On the left and the traditional right, branding is also often smeared as a distastefully capitalist activity. If something is a brand, runs the reasoning, its users are necessarily “consumers,” with all the attendant problems of that term.
This was at the heart of the last “brand NHS” uproar - the recommendation that the service leverage its brand and run businesses overseas. This was indeed a nasty idea. It would have involved exploiting a brand built up through years of low-reward service and patient trust for quick financial gain. Yet any “head of brand” worth their salt would have vehemently opposed such an activity for that very reason. A brand built up through trust then used to exploitative ends will be damaged very quickly.

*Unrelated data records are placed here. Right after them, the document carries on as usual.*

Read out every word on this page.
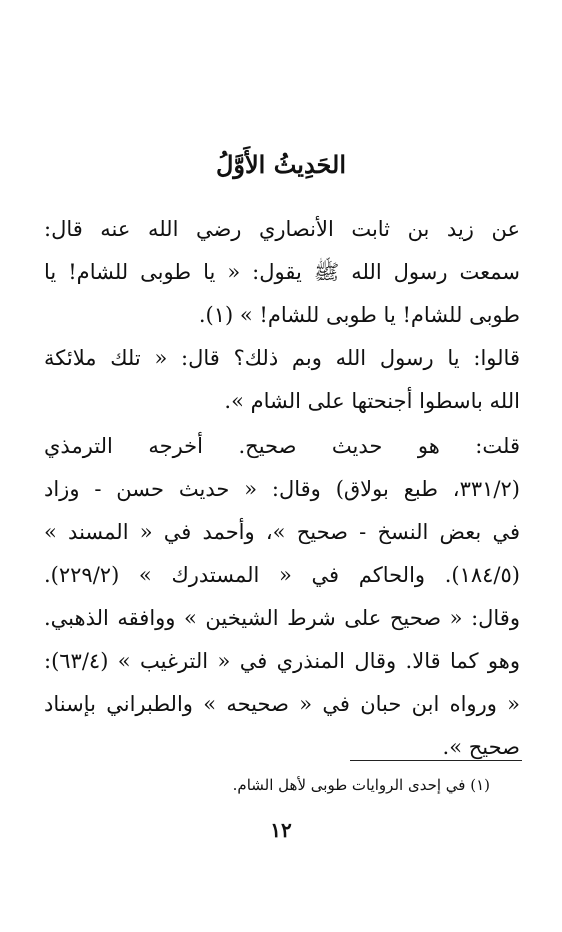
الحَدِيثُ الأَوَّلُ
عن زيد بن ثابت الأنصاري رضي الله عنه قال:
سمعت رسول الله ﷺ يقول: « يا طوبى للشام! يا
طوبى للشام! يا طوبى للشام! » (١).
قالوا: يا رسول الله وبم ذلك؟ قال: « تلك ملائكة
الله باسطوا أجنحتها على الشام ».
قلت: هو حديث صحيح. أخرجه الترمذي
(٣٣١/٢، طبع بولاق) وقال: « حديث حسن - وزاد
في بعض النسخ - صحيح »، وأحمد في « المسند »
(١٨٤/٥). والحاكم في « المستدرك » (٢٢٩/٢).
وقال: « صحيح على شرط الشيخين » ووافقه الذهبي.
وهو كما قالا. وقال المنذري في « الترغيب » (٦٣/٤):
« ورواه ابن حبان في « صحيحه » والطبراني بإسناد
صحيح ».
(١) في إحدى الروايات طوبى لأهل الشام.
١٢
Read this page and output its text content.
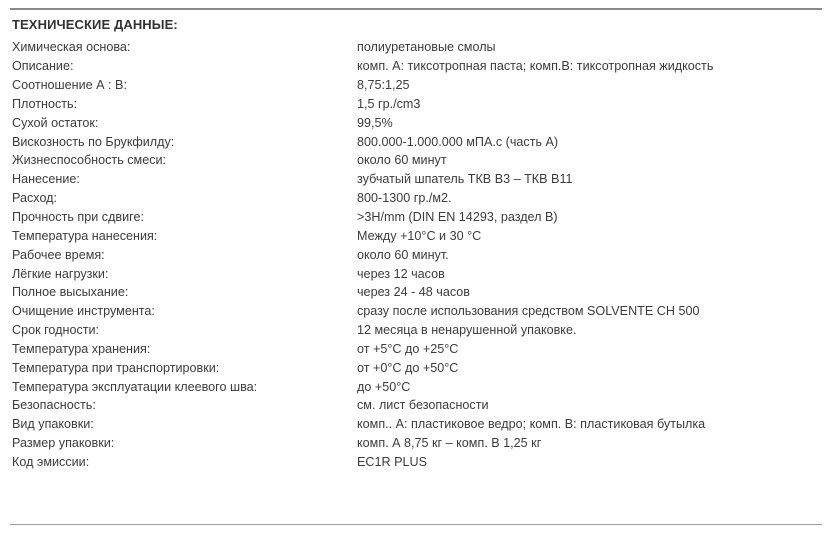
ТЕХНИЧЕСКИЕ ДАННЫЕ:
Химическая основа:	полиуретановые смолы
Описание:	комп. А: тиксотропная паста; комп.В: тиксотропная жидкость
Соотношение А : В:	8,75:1,25
Плотность:	1,5 гр./cm3
Сухой остаток:	99,5%
Вискозность по Брукфилду:	800.000-1.000.000 мПА.с (часть А)
Жизнеспособность смеси:	около 60 минут
Нанесение:	зубчатый шпатель ТКВ В3 – ТКВ В11
Расход:	800-1300 гр./м2.
Прочность при сдвиге:	>3Н/mm (DIN EN 14293, раздел В)
Температура нанесения:	Между +10°С и 30 °С
Рабочее время:	около 60 минут.
Лёгкие нагрузки:	через 12 часов
Полное высыхание:	через 24 - 48 часов
Очищение инструмента:	сразу после использования средством SOLVENTE CH 500
Срок годности:	12 месяца в ненарушенной упаковке.
Температура хранения:	от +5°С до +25°С
Температура при транспортировки:	от +0°С до +50°С
Температура эксплуатации клеевого шва:	до +50°С
Безопасность:	см. лист безопасности
Вид упаковки:	комп.. А: пластиковое ведро; комп. В: пластиковая бутылка
Размер упаковки:	комп. А 8,75 кг – комп. В 1,25 кг
Код эмиссии:	EC1R PLUS
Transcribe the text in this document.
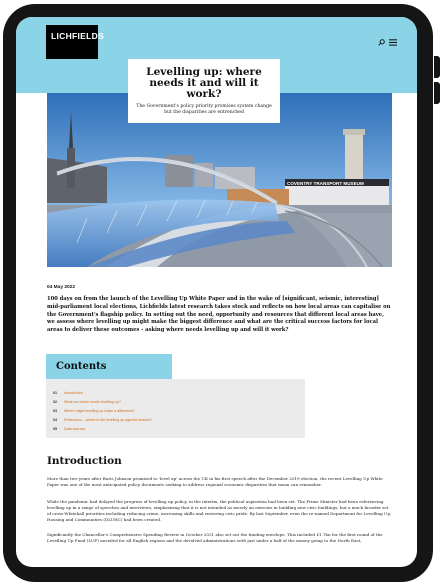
LICHFIELDS
COVENTRY TRANSPORT MUSEUM
04 May 2022

100 days on from the launch of the Levelling Up White Paper and in the wake of [significant, seismic, interesting] mid-parliament local elections, Lichfields latest research takes stock and reflects on how local areas can capitalise on the Government's flagship policy. In setting out the need, opportunity and resources that different local areas have, we assess where levelling up might make the biggest difference and what are the critical success factors for local areas to deliver these outcomes - asking where needs levelling up and will it work?

Contents
01 Introduction
02 What not where needs levelling up?
03 Where might levelling up make a difference?
04 Reflections – where is the levelling up agenda headed?
05 Data sources
Introduction

More than two years after Boris Johnson promised to 'level up' across the UK in his first speech after the December 2019 election, the recent Levelling Up White Paper was one of the most anticipated policy documents seeking to address regional economic disparities that mean can remember.

While the pandemic had delayed the progress of levelling up policy, in the interim, the political aspiration had been set. The Prime Minister had been referencing levelling up in a range of speeches and interviews, emphasising that it is not intended as merely an exercise in building new civic buildings, but a much broader set of cross-Whitehall priorities including reducing crime, increasing skills and restoring civic pride. By last September, even the re-named Department for Levelling Up, Housing and Communities (DLUHC) had been created.

Significantly the Chancellor's Comprehensive Spending Review in October 2021 also set out the funding envelope. This included £1.7bn for the first round of the Levelling Up Fund (LUF) unveiled for all English regions and the devolved administrations with just under a half of the money going to the North East,

Levelling up: where needs it and will it work?

The Government's policy priority promises system change but the disparities are entrenched
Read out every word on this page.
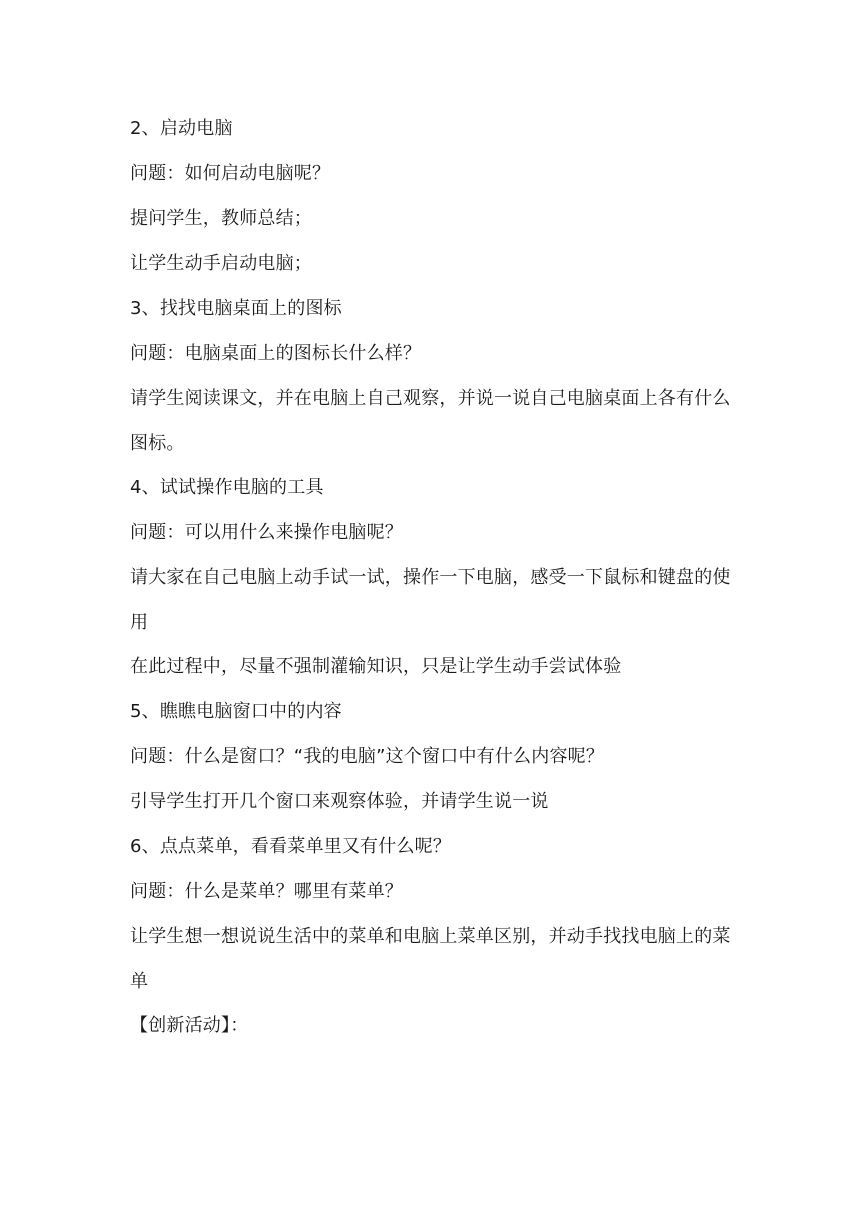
2、启动电脑

问题：如何启动电脑呢？

提问学生，教师总结；

让学生动手启动电脑；

3、找找电脑桌面上的图标

问题：电脑桌面上的图标长什么样？

请学生阅读课文，并在电脑上自己观察，并说一说自己电脑桌面上各有什么图标。

4、试试操作电脑的工具

问题：可以用什么来操作电脑呢？

请大家在自己电脑上动手试一试，操作一下电脑，感受一下鼠标和键盘的使用

在此过程中，尽量不强制灌输知识，只是让学生动手尝试体验

5、瞧瞧电脑窗口中的内容

问题：什么是窗口？“我的电脑”这个窗口中有什么内容呢？

引导学生打开几个窗口来观察体验，并请学生说一说

6、点点菜单，看看菜单里又有什么呢？

问题：什么是菜单？哪里有菜单？

让学生想一想说说生活中的菜单和电脑上菜单区别，并动手找找电脑上的菜单

【创新活动】：
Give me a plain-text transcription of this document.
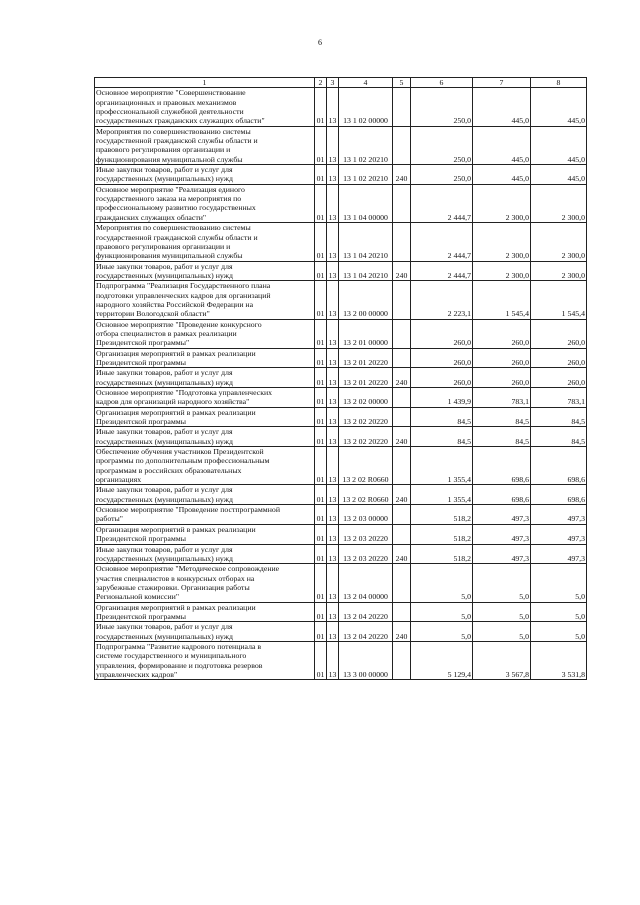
6
1	2	3	4	5	6	7	8
Основное мероприятие "Совершенствование
организационных и правовых механизмов
профессиональной служебной деятельности
государственных гражданских служащих области"	01	13	13 1 02 00000		250,0	445,0	445,0
Мероприятия по совершенствованию системы
государственной гражданской службы области и
правового регулирования организации и
функционирования муниципальной службы	01	13	13 1 02 20210		250,0	445,0	445,0
Иные закупки товаров, работ и услуг для
государственных (муниципальных) нужд	01	13	13 1 02 20210	240	250,0	445,0	445,0
Основное мероприятие "Реализация единого
государственного заказа на мероприятия по
профессиональному развитию государственных
гражданских служащих области"	01	13	13 1 04 00000		2 444,7	2 300,0	2 300,0
Мероприятия по совершенствованию системы
государственной гражданской службы области и
правового регулирования организации и
функционирования муниципальной службы	01	13	13 1 04 20210		2 444,7	2 300,0	2 300,0
Иные закупки товаров, работ и услуг для
государственных (муниципальных) нужд	01	13	13 1 04 20210	240	2 444,7	2 300,0	2 300,0
Подпрограмма "Реализация Государственного плана
подготовки управленческих кадров для организаций
народного хозяйства Российской Федерации на
территории Вологодской области"	01	13	13 2 00 00000		2 223,1	1 545,4	1 545,4
Основное мероприятие "Проведение конкурсного
отбора специалистов в рамках реализации
Президентской программы"	01	13	13 2 01 00000		260,0	260,0	260,0
Организация мероприятий в рамках реализации
Президентской программы	01	13	13 2 01 20220		260,0	260,0	260,0
Иные закупки товаров, работ и услуг для
государственных (муниципальных) нужд	01	13	13 2 01 20220	240	260,0	260,0	260,0
Основное мероприятие "Подготовка управленческих
кадров для организаций народного хозяйства"	01	13	13 2 02 00000		1 439,9	783,1	783,1
Организация мероприятий в рамках реализации
Президентской программы	01	13	13 2 02 20220		84,5	84,5	84,5
Иные закупки товаров, работ и услуг для
государственных (муниципальных) нужд	01	13	13 2 02 20220	240	84,5	84,5	84,5
Обеспечение обучения участников Президентской
программы по дополнительным профессиональным
программам в российских образовательных
организациях	01	13	13 2 02 R0660		1 355,4	698,6	698,6
Иные закупки товаров, работ и услуг для
государственных (муниципальных) нужд	01	13	13 2 02 R0660	240	1 355,4	698,6	698,6
Основное мероприятие "Проведение постпрограммной
работы"	01	13	13 2 03 00000		518,2	497,3	497,3
Организация мероприятий в рамках реализации
Президентской программы	01	13	13 2 03 20220		518,2	497,3	497,3
Иные закупки товаров, работ и услуг для
государственных (муниципальных) нужд	01	13	13 2 03 20220	240	518,2	497,3	497,3
Основное мероприятие "Методическое сопровождение
участия специалистов в конкурсных отборах на
зарубежные стажировки. Организация работы
Региональной комиссии"	01	13	13 2 04 00000		5,0	5,0	5,0
Организация мероприятий в рамках реализации
Президентской программы	01	13	13 2 04 20220		5,0	5,0	5,0
Иные закупки товаров, работ и услуг для
государственных (муниципальных) нужд	01	13	13 2 04 20220	240	5,0	5,0	5,0
Подпрограмма "Развитие кадрового потенциала в
системе государственного и муниципального
управления, формирование и подготовка резервов
управленческих кадров"	01	13	13 3 00 00000		5 129,4	3 567,8	3 531,8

Branding, contrary to popular belief, is about identifying a genuine value or values at the core of an organisation, then working out how to work this through all aspects of what it does including, yes, communications, but also staff training, procurement, operations- the list goes on. There's nothing sinister about that, nor is it inherently a bloodthirsty capitalist activity. Branding consultant Robert Bean has summed it up nicely:
"Three things define businesses: culture, product and reputation. Where all three meet is the single organising principle. It must be one thing. And it must be based in truth."
This may sound a bit fluffy for some, and it’s arguable that Bean is promoting his own branding business (the comment is drawn from a writeup of his Like Minds talk earlier this year. However, the principle is sound. Branding, as opposed to spin doctoring or PR whitewash, is a study which begins with the inner culture of an organisation and only ends with outward projection of this culture.
In the case of the NHS, the head of brand will apparently have a mandate to ensure that private service providers uphold NHS values. Many on the British left (including myself) would rather the privatisation of NHS services wasn't the rapacious process that it is. However, since it shows little sign of slowing soon, you'll forgive me for thinking on this appointment without much outrage. If it's anyone half-decent, they'll recognise that the NHS brand won't tolerate over-zealous cost cutting, treating patients as mobile wallets and everything else that good people fear about privatised healthcare. Marketing type or not, you’ve got to recognise the value in that.